1. ## Simple eigenvalue / core-nilpotent decomposition

I am reading a book on linear algebra, and I found the following statement:

" Assume z is a simple eigenvalue of the matrix A. Because z is a simple eigenvalue, the core-nilpotent decomposition insures that A-zI is similar to a matrix of the form:
C 0
( ). "
0 01x1

I have trouble seeing why this is the case. This statement is used in the book to prove that the intersection between Range of (A-zI) and Nullspaceof (A-zI) is empty (so index(A-zI) = 1 and y*x <> 0 (where y is a left-hand eigenvector and x is an eigenvector of A). So I can't use these facts as assumptions to construct my argument!

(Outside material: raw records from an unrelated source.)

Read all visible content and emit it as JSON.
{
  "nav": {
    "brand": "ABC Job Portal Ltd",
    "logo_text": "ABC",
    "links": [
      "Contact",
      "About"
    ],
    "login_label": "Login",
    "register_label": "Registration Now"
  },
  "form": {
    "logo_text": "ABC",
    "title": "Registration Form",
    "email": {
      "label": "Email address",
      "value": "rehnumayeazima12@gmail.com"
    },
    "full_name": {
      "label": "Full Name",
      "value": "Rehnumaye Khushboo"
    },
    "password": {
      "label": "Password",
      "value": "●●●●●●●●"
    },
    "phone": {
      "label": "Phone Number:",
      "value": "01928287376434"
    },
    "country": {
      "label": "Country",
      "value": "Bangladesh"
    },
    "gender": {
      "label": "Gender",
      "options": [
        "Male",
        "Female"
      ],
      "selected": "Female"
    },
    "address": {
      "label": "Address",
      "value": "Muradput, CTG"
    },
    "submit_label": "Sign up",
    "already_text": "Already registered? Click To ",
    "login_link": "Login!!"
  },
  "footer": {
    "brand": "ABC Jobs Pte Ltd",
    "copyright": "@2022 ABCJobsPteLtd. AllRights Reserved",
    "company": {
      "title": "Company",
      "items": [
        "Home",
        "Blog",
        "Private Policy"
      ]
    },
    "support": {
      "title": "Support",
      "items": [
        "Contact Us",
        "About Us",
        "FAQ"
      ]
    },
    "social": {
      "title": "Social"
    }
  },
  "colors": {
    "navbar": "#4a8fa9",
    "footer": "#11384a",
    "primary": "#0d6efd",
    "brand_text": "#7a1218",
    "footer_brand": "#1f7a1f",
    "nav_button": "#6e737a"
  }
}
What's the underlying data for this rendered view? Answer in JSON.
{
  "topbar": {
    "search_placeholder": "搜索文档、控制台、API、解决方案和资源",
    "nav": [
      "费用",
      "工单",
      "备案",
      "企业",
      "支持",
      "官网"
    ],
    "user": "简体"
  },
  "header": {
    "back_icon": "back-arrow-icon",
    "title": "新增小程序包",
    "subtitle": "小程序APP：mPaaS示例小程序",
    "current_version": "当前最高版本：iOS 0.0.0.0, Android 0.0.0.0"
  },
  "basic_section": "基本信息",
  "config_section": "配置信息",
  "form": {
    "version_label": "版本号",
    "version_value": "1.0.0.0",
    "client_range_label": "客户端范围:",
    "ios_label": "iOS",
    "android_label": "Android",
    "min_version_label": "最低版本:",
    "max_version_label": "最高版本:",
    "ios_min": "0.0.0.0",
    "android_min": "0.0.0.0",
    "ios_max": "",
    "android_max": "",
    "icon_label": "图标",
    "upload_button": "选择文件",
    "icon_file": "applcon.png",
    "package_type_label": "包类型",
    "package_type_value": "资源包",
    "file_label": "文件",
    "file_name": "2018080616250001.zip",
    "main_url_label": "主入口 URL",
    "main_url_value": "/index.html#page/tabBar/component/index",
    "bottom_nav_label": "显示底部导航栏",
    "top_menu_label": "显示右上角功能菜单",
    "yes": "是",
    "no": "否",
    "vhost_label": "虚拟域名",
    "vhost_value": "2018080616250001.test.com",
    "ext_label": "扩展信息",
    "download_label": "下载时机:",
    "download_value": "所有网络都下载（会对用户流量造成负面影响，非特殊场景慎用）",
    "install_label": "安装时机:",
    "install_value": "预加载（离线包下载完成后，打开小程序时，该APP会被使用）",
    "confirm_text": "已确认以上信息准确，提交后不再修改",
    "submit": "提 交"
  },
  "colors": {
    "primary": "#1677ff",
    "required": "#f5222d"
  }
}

Many thanks for your help!!!

Damien

2. Hi everyone,

On this question, someone was kind enough to suggest the following outline of a proof.

1. Since z is a simple eigenvalue A, dim Nullspace(A-zI) = 1, i.e. there is a single linearly independent eigenvector associated with A-zI.

Let's call this vector x and let's complete it with n-1 vector x1, x2, ..., xn-1, xn = x so that the n vectors form a basis for my vector space (Rn or Cn). (Notice that the eigenvector is placed in the last column of P).

2. Place the n vectors as column in the matrix P: P = (x1|x2|...|xn). Now rank(P) = n so P is non-singular.

3. Show the form of P^(-1)AP. I use block matrix multiplication, so:

P^(-1)AP = transpose((y1|y2|...|yn)) A (x1|x2|...|xn) =

[y1Ax1 y1Ax2 ... y1Axn
y2Ax1 y2Ax2 ... y2Axn
...
ynAx1 ynAx2 ... ynAxn]

I can see straight away that the last column is 0nx1 since Axn = 0, but I fail to see why the last row should be 0nx1 too.

I would really appreciate any help here.